Por isso, o orgulhoso é odioso a Deus e aos homens. É odioso a Deus: “Todo coração altivo, diz a Escritura Sagrada, está em abominação ao Senhor.”[4] Depois de Adão prevaricar, o Senhor escarneceu-o dizendo: “Eis que o homem tornou-se como um de nós.”[5] Esta criatura insensata, este verme que se incha, se arvora em rival de Deus e quer, quando menos, livrar-se da dependência que deve ao seu Criador e Senhor; fazendo alarde dos bens que recebeu de empréstimo e que muitas vezes são falso e enganadores, não pode deixar de provocar a repulsa daquele que é, por excelência, a verdade e a santidade. “Deus resiste aos soberbos;”[6] o orgulho é um dos maiores obstáculos às graças divinas: “Ai de vós, fariseus, dizia Jesus, que gostais dos primeiros lugares nas sinagogas e das saudações nas praças públicas,”[7] O orgulho é também odioso aos homens.

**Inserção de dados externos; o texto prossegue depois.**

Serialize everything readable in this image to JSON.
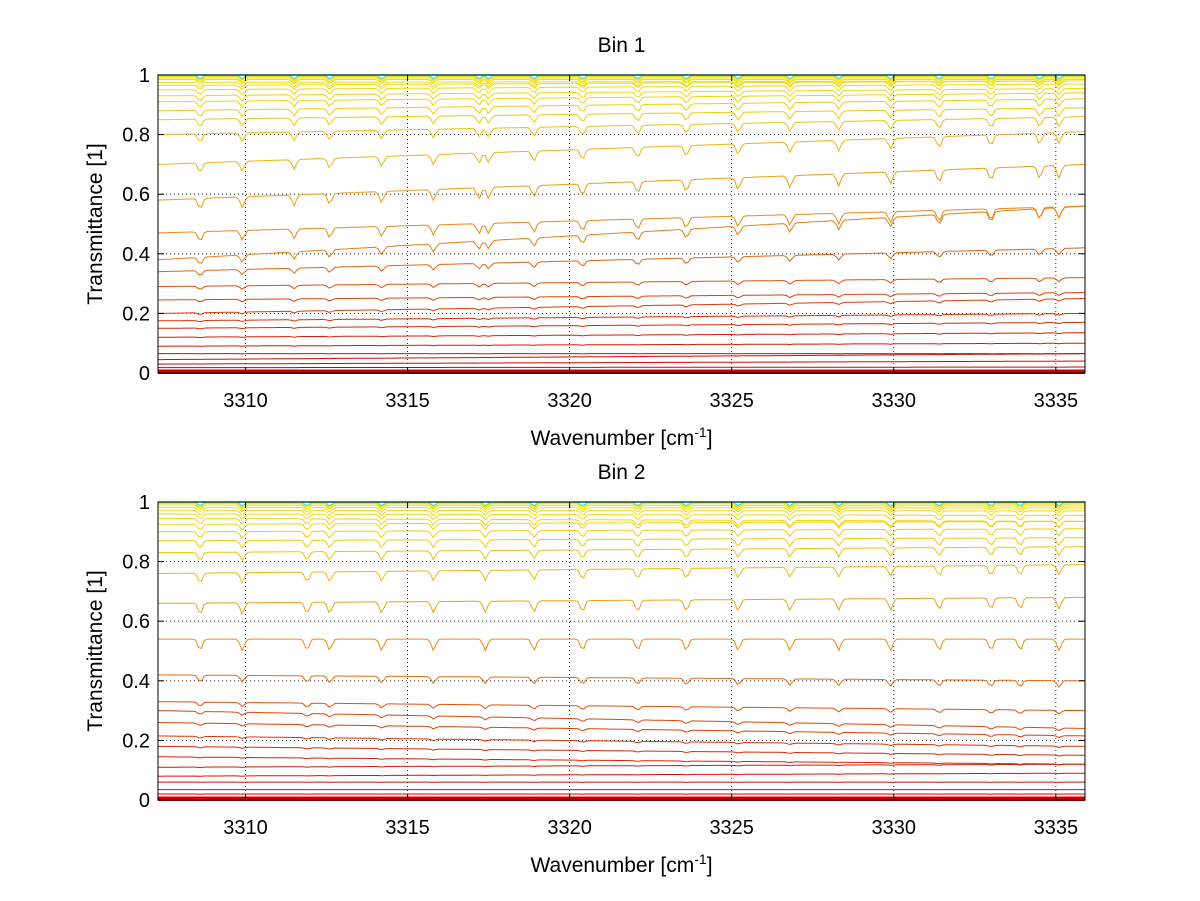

Cheio de si sem condescendência para com ninguém e querendo ser obsequiado por todos, julgando legítima a satisfação de suas paixões, até com prejuízo alheio, não pode absolutamente atrair os corações. Esta pretensão de ser o centro de tudo, de tudo subordinar à própria pessoa, homens ou coisas, ou simplesmente de elevar-se acima de seu merecimento, desagrada aos que dela são testemunhas. Os próprios e mais aspiram à afeição, estima e veneração dos outros, são, ordinariamente, os menos amáveis e os menos amados.
O orgulho e a vaidade fazem perder até o mérito das boas obras. “Não façais vossas boas obras, disse o Salvador, diante dos homens para serdes vistos por eles: do contrário não tereis recompensa junto do vosso Pai que está no céu”[8]. O orgulho, que é essencialmente erro e mentira, conduz fatalmente a outros erros. Além de nos privar das grandes luzes que Deus concede aos humildes, influencia falazmente nos juízos fazendo-nos acreditar no que mais lisonjeia nosso amor próprio, adotar as opiniões que nos agradam negar nossos erros, desculpar nossas injustiças, exaltar e exagerar o pouco bem que praticamos.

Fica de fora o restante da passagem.